In a document reflecting the five-year review of the Barbados Programme, governments here agreed to address the “disadvantages and vulnerabilities of small island developing states in the context of international trade, including market access,” as a result of globalisation.

The document also touched on other key concerns, from the need for ODA to the shipment of radioactive waste, where it called for additional measures to deal with safety within the next two years.

Yet for all the rhetorical commitment to addressing the needs of small islands, there remained the problem that, as Sri Lankan Foreign Minister Lakshman Kadirgamar said, the end result simply would be “words, words, words!”

Kadirgamar argued that some small islands needed urgent assistance in light of the ecological challenges. The Maldives, an island chain in the Indian Ocean, literally was “in great danger of being swallowed up by the ocean.”

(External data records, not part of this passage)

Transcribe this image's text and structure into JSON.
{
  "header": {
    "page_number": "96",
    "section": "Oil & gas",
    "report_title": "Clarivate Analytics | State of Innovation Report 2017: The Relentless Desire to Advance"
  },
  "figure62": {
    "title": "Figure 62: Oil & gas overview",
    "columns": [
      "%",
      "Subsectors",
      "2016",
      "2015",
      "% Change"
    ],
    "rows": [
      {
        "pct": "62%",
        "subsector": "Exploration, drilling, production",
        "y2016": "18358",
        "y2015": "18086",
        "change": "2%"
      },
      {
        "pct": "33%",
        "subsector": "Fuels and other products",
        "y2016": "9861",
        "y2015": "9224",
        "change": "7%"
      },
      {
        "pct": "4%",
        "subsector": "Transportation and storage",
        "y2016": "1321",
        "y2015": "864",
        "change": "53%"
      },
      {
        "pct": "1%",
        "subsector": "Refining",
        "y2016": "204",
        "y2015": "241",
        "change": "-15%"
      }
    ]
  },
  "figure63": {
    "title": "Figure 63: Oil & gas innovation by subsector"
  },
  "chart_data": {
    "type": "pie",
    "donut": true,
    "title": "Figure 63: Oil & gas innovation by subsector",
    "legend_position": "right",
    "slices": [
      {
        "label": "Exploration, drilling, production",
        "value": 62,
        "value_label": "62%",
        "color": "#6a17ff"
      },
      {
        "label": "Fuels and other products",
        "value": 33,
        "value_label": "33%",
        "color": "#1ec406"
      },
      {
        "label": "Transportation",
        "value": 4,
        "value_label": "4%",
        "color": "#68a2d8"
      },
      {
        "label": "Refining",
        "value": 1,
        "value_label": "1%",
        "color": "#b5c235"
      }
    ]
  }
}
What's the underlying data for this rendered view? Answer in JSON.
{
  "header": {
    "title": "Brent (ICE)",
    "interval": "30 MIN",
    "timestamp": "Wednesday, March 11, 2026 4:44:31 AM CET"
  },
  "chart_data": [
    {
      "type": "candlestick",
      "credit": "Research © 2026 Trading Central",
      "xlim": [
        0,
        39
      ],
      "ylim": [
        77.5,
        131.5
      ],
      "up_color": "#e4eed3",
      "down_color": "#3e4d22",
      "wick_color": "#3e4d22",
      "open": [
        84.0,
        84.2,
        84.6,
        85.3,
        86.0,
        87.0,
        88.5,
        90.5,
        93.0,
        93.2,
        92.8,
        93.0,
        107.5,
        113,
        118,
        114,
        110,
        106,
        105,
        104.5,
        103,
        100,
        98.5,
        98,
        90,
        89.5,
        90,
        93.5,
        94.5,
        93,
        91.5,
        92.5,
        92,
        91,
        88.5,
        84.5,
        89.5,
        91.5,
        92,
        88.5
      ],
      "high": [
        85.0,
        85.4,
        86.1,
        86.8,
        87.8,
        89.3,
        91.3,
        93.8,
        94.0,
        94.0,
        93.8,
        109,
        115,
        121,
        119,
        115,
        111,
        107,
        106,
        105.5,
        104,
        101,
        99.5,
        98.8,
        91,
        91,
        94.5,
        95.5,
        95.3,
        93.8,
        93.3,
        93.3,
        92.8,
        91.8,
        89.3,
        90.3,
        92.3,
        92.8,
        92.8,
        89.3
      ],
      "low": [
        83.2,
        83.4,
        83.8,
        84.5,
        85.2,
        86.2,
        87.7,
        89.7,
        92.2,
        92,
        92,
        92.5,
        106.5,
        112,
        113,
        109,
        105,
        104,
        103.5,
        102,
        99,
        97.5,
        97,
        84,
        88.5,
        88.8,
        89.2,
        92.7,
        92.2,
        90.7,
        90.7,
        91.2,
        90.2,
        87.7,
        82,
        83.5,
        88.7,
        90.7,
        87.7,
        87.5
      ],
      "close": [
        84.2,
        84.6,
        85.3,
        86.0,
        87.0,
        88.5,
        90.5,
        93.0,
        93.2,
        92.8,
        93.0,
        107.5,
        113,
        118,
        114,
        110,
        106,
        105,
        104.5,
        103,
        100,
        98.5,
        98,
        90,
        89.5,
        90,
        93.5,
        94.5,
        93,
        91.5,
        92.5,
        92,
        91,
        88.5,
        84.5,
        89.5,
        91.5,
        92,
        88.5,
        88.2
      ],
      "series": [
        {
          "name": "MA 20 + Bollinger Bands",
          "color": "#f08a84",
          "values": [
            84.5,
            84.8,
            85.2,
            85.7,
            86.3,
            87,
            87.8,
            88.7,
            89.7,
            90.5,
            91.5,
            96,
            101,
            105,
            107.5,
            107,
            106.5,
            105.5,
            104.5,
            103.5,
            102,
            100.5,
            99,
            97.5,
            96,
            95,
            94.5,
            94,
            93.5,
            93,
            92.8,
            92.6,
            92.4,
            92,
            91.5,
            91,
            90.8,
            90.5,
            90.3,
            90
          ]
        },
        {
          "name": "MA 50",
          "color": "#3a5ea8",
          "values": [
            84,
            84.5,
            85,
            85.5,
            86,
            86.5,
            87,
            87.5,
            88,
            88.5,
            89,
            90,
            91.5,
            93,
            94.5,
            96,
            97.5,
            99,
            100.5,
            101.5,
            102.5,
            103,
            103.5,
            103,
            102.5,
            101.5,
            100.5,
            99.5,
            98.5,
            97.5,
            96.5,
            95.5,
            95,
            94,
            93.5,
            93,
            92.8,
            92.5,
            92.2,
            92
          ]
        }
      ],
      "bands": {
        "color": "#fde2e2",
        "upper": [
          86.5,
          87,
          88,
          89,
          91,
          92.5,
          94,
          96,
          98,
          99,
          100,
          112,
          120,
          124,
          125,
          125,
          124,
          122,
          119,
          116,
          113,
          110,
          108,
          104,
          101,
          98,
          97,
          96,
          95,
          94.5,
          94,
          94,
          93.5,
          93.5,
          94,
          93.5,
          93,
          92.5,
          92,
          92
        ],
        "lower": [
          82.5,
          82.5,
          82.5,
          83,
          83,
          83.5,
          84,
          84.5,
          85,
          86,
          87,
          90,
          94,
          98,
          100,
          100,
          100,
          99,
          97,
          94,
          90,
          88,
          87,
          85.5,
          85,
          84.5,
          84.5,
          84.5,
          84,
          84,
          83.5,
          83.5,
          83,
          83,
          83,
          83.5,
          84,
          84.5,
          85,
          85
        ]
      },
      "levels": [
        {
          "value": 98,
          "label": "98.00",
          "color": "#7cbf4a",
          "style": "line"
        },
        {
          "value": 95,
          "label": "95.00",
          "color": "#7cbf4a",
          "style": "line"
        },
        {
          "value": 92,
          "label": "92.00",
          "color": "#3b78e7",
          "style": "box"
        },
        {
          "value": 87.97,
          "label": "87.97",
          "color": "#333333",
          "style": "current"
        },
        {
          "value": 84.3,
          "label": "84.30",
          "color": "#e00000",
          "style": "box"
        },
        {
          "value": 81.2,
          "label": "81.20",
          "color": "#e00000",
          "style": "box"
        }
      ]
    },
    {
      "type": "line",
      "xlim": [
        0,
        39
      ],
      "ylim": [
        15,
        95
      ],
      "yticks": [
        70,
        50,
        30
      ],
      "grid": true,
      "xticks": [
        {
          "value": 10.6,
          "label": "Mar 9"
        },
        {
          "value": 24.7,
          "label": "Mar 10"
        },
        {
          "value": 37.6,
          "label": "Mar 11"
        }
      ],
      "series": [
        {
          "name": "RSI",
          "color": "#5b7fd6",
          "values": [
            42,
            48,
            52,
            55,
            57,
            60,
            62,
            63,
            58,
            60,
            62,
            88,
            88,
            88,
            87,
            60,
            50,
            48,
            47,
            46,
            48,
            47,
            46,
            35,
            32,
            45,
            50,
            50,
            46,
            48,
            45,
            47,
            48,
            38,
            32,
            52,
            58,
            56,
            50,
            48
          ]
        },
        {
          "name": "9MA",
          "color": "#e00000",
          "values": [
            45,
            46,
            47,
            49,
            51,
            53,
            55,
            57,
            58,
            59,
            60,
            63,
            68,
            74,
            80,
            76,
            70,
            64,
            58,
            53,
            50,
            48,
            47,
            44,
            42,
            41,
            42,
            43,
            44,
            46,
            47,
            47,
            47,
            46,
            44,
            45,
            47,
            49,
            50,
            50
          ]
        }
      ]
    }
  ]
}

“As the most vulnerable group, due to our fragile ecological systems, geographical locations and proneness to natural disasters, we remain the world’s radar for global climate change and sea level rise,” said Kilroy Genia, Attorney General of Papua- New Guinea.

The Papua-New Guinea archipelago, Genia noted, was still battling the effects of a tidal wave last year, twin volcanic eruptions in 1994 and the effects of the ‘El Nino’ and ‘La Nina’ weather patterns.

The two-day meeting appeared headed ultimately for the same discussion of issues raised five years ago in Barbados and some leaders worried that the impetus toward addressing small islands’ concerns has been lost.

UN diplomats hoped, however, that they would get another chance to build on the Barbados process in a high-level review set for 2004.